Bias Redistribution in Visual Machine Unlearning: Does Forgetting One Group Harm Another?
This work addresses fairness concerns in machine unlearning for privacy regulations, revealing a risk of amplifying bias in AI systems, though it is incremental in highlighting limitations of existing methods.
The study investigated whether machine unlearning redistributes bias to other demographic groups when forgetting a specific group, using CLIP models on CelebA with age and gender categories. Results showed that unlearning primarily redistributed bias along gender lines, especially from Young Female to Old Female, and current methods failed to eliminate bias without degrading performance.

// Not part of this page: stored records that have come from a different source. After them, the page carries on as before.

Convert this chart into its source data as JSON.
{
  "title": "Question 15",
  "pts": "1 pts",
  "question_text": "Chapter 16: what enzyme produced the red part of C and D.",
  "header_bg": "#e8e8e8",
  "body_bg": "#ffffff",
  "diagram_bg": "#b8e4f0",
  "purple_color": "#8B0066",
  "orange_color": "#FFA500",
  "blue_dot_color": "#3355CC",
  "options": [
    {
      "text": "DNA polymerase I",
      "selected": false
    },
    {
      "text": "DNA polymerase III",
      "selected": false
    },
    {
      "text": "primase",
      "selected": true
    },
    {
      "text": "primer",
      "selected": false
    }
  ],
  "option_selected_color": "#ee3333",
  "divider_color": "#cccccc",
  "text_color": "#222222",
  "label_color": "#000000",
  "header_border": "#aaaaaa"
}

Machine unlearning enables models to selectively forget training data, driven by privacy regulations such as GDPR and CCPA. However, its fairness implications remain underexplored: when a model forgets a demographic group, does it neutralize that concept or redistribute it to correlated groups, potentially amplifying bias? We investigate this bias redistribution phenomenon on CelebA using CLIP models (ViT/B-32, ViT-L/14, ViT-B/16) under a zero-shot classification setting across intersectional groups defined by age and gender. We evaluate three unlearning methods, Prompt Erasure, Prompt Reweighting, and Refusal Vector using per-group accuracy shifts, demographic parity gaps, and a redistribution score. Our results show that unlearning does not eliminate bias but redistributes it primarily along gender rather than age boundaries. In particular, removing the dominant Young Female group consistently transfers performance to Old Female across all model scales, revealing a gender-dominant structure in CLIP's embedding space. While the Refusal Vector method reduces redistribution, it fails to achieve complete forgetting and significantly degrades retained performance. These findings highlight a fundamental limitation of current unlearning methods: without accounting for embedding geometry, they risk amplifying bias in retained groups.